Multiple filters may be applied to an object at the same time and are processed in the same order that they appear in the markup. In the example below, we output the title of the page without the “a” character and capitalize the result.

{{ entity.title | remove:"a" | capitalize }}

Types of Filters

  • String Filters - Use string filters to manipulate strings.
  • Number Filters - Use number filters to convert, manipulate, and display numbers.
  • Date Filters - Use date filters to convert, manipulate, and display dates.
  • List Filters - Use list filters to create, manipulate, and display lists.
  • Security Filters - Use security filters to encrypt and decrypt strings.

All Marketpath CMS filters for Liquid can be found on the Liquid filters page of the help site documentation.


Methods are the mechanism by which templates are able to execute logic while rendering a page. All methods start with {% and end with %}, and the commands between those characters determine how the template is processed. The following sets a variable named custom_field. 

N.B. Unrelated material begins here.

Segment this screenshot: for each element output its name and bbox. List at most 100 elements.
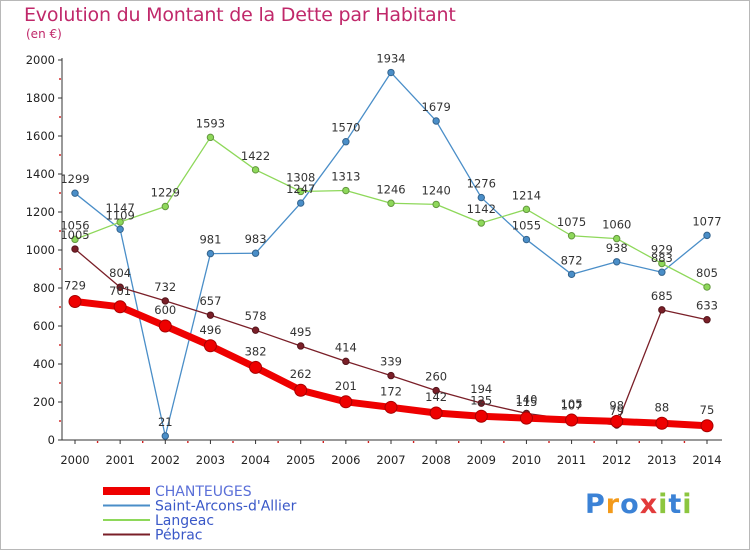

{% assign var custom_field = “hello world” %}

Here's a sample method that loads a snippet named "Primary CTA" and assigns it to the variable my_article.

{% snippet assign my_article = "Primary CTA" %}

Here's another example that loads a list of articles with the tag "Healthcare" and assigns the resulting collection of articles to a variable named healthcare_articles

{% articles assign healthcare_articles = tag:"Healthcare" %}

Some methods are used to control what is or isn't output as part of the page (such as conditionals, comments, and includes). Some methods are used to store or modify information in objects. Some methods are used for repetition. And some methods are just shortcuts intended to make your job easier as a template developer.

Methods do not output markup on the page with the exception of the include method, which is used to include partial templates, and the output_to_template directive within a method.